Fictions présidentielles

Publié le par Fred

Le deuxième tour de l'élection présidentielle est plié. Ce sera Nicolas Sarkozy contre Ségolène Royal, et puis c'est tout. C'est scientifique on vous dit, c'est les sondages qui ont décidé. A tel point qu'on se demandait quelle mouche avait bien pu piquer Arlette Chabot, organisatrice hier soir d'un "premier grand débat présidentiel" conviant des non-candidats comme Fillon, des candidats-déjà-éliminés comme Duflot, des eternels-candidats-qui-ne gagnent-pas comme Laguiller ou des eternels-candidats-qui-ne-sont-en-fait-jamais-candidats comme Lang... En réalité, il s'agissait de faire parler tout ce beau monde des projets de Sarkozy et du phénomène Royal... On est donc rassurés...


Sauf qu'en réalité, rien n'est encore fait. D'abord, il y a le Parti Socialiste qui a l'outrecuidance de vouloir opposer le vote de quelques 150 000 militants machistes et fonctionnaires à la clairvoyance de 1 000 citoyens responsables et triés selon une méthode implacable de prédictivité (voir le tableau en illustration), et puis Jacques Chirac, dont on ne sait jamais quelle peau de banane il peut encore glisser dans la salle de bain de Nicolas Sarkozy à l'heure du rasage...

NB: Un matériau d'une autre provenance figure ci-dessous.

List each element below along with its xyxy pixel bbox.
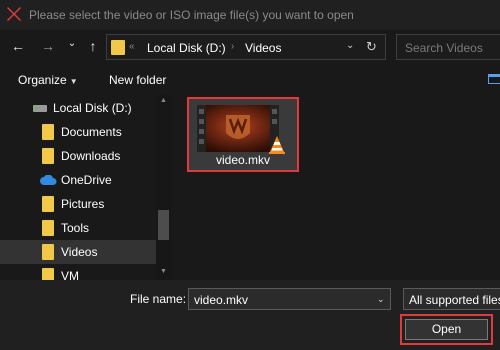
caret-down-icon: ▼ [69, 77, 78, 86]
file-item-video-mkv[interactable]: video.mkv [187, 97, 299, 172]
sidebar-item-label: Videos [61, 245, 98, 259]
title-bar: Please select the video or ISO image fil… [0, 0, 500, 30]
folder-icon [42, 148, 54, 164]
folder-icon [42, 196, 54, 212]
sidebar-item-documents[interactable]: Documents [0, 120, 156, 144]
sidebar-item-label: Pictures [61, 197, 105, 211]
sidebar-item-label: VM [61, 269, 79, 280]
sidebar-item-local-disk[interactable]: Local Disk (D:) [0, 96, 156, 120]
back-arrow-icon[interactable]: ← [10, 38, 26, 54]
sidebar-item-pictures[interactable]: Pictures [0, 192, 156, 216]
breadcrumb-videos[interactable]: Videos [245, 41, 281, 55]
navigation-pane: Local Disk (D:) Documents Downloads OneD… [0, 94, 172, 280]
address-dropdown-chevron-icon[interactable]: ⌄ [346, 40, 354, 51]
up-arrow-icon[interactable]: ↑ [85, 38, 101, 54]
organize-label: Organize [18, 73, 67, 87]
open-button[interactable]: Open [405, 319, 488, 340]
dialog-title: Please select the video or ISO image fil… [29, 8, 354, 22]
file-type-filter-value: All supported files [409, 293, 500, 307]
drive-icon [33, 105, 47, 112]
search-placeholder: Search Videos [405, 41, 483, 55]
red-x-icon [7, 7, 21, 21]
sidebar-item-tools[interactable]: Tools [0, 216, 156, 240]
overflow-chevron-icon[interactable]: « [129, 41, 135, 52]
folder-icon [111, 40, 125, 55]
sidebar-item-onedrive[interactable]: OneDrive [0, 168, 156, 192]
file-name-input[interactable]: video.mkv ⌄ [188, 288, 391, 310]
organize-menu-button[interactable]: Organize ▼ [18, 73, 78, 87]
chevron-down-icon[interactable]: ⌄ [377, 294, 385, 305]
sidebar-item-label: Documents [61, 125, 122, 139]
recent-locations-chevron-icon[interactable]: ⌄ [64, 36, 80, 52]
view-options-icon[interactable] [488, 74, 500, 84]
vlc-cone-icon [269, 136, 285, 154]
sidebar-item-downloads[interactable]: Downloads [0, 144, 156, 168]
sidebar-item-label: OneDrive [61, 173, 112, 187]
search-input[interactable]: Search Videos [396, 34, 500, 60]
refresh-icon[interactable]: ↻ [366, 39, 377, 55]
scroll-up-arrow-icon[interactable]: ▲ [160, 97, 167, 104]
folder-icon [42, 244, 54, 260]
scrollbar-thumb[interactable] [158, 210, 169, 240]
address-bar[interactable]: « Local Disk (D:) › Videos [106, 34, 386, 60]
breadcrumb-local-disk[interactable]: Local Disk (D:) [147, 41, 226, 55]
sidebar-item-label: Downloads [61, 149, 121, 163]
new-folder-button[interactable]: New folder [109, 73, 166, 87]
folder-icon [42, 220, 54, 236]
folder-icon [42, 124, 54, 140]
file-name-label: File name: [130, 292, 187, 306]
sidebar-scrollbar[interactable] [156, 94, 172, 280]
file-name-value: video.mkv [194, 293, 249, 307]
sidebar-item-vm[interactable]: VM [0, 264, 156, 280]
scroll-down-arrow-icon[interactable]: ▼ [160, 268, 167, 275]
folder-icon [42, 268, 54, 280]
cloud-icon [40, 175, 57, 185]
sidebar-item-label: Tools [61, 221, 90, 235]
sidebar-item-videos[interactable]: Videos [0, 240, 156, 264]
open-button-highlight: Open [400, 314, 493, 345]
forward-arrow-icon[interactable]: → [40, 38, 56, 54]
breadcrumb-separator: › [231, 41, 235, 52]
sidebar-item-label: Local Disk (D:) [53, 101, 132, 115]
file-name-label: video.mkv [215, 153, 271, 167]
file-type-filter-select[interactable]: All supported files [403, 288, 500, 310]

Et puis surtout, il y a la politique et cela m'impose de redevenir un peu sérieux... D'abord, de rappeler que nous ne sommes pas à l'abri d'un nouveau "21 avril". A gauche, le traumatisme de l'éviction de Lionel Jospin et le remords de nombre d'entre-nous d'avoir voté pour Jacques Chirac semblent inviter au "vote utile". Celui-ci a largement bénéficié au PS lors des élections intermédiaires, et dessine de bien médiocres perspectives électorales pour les petits partis. le PRG et le MDC, même s'ils agitent les menaces "nucléaires" Tapie et Chevenement pour peser sur les négociations, semblent sur le point de se retirer. Cette tentation chatouille jusqu'au PCF, qui préférerait rassembler dans le "non de gauche" plutôt que de risquer un nouveau score de 3%. C'est là qu'est le vrai danger. Car le référendum européen a creusé à gauche un fossé qui peut coûter cher aux socialistes : à se contenter de corriger les effets du libéralisme, il se coupera de son électorat populaire et se fera déborder par sa gauche ; à adopter une ligne contestataire et populiste, il jettera les classes moyennes dans les bras d'une UDF qui se rêve désormais en "centre-gauche".

 

A droite, le danger viendra une nouvelle fois de Jean-Marie Le Pen. Sarkozy l'a bien compris qui, face aux risques de dispersion de son électorat (avec Bayrou, Villiers, Dupon-Aignan et peut-être un chiraquien) entend cannibaliser l'extrême droite en préemptant son thème de prédilection : l'immigration (notez au passage que je prévoyais déjà cette stratégie il y a un an...). C'est là un jeu d'apprenti-sorcier, où le précédent de 2002 montre qu'à banaliser les idées de l'extrême-droite, on la renforce en lui donnant une respectabilité. Il est difficile de prévoir aujourd'hui qui sera le perdant d'une nouvelle poussée de frontisme, mais je crois Sarkozy prêt à courir ce risque pour éliminer la gauche. Là encore, le piège est redoutable entre les deux mauvaises idées qui seraient d'entrer dans une surenchère contraire à nos valeurs, et de militer pour une régularisation massive qui pourrait, faute de pédagogie donner des signes de faiblesse et d'angélisme.

 

Au risque de Lapalisser, nous n'aurons en définitive de duel gauche-droite que si nous avons un débat gauche-droite. Cela suppose d'être en mesure d'imposer des débats sur les questions pour nous centrales de l'emploi, de l'éducation, de l'innovation et de l'environnement, mais cela suppose également d'y souligner les réels clivages qui nous opposent. La gauche a perdu en 2002 parce que finalement, les gens ne voyaient plus la différence avec la droite. D'ailleurs, Chirac et Jospin avaient le même programme minimum : "sécurité", "élection du président de la commission européenne" et "formation tout au long de la vie"... Pour 2007, tout le monde utilise déjà les mêmes mots de "6e république", "réforme de l'Etat", "flexsécurité" et "codéveloppement"... On sait pourtant bien que ces mots n'ont pas le même sens dans toutes les bouches. C'est ce sens qu'il faudra s'attacher à donner, avec des promesses de court-terme qui devront allier pragmatisme économique et urgence sociale, et un projet de long-terme qui ne doit pas avoir d'autre ambition que de remettre l'économie au service de l'Homme.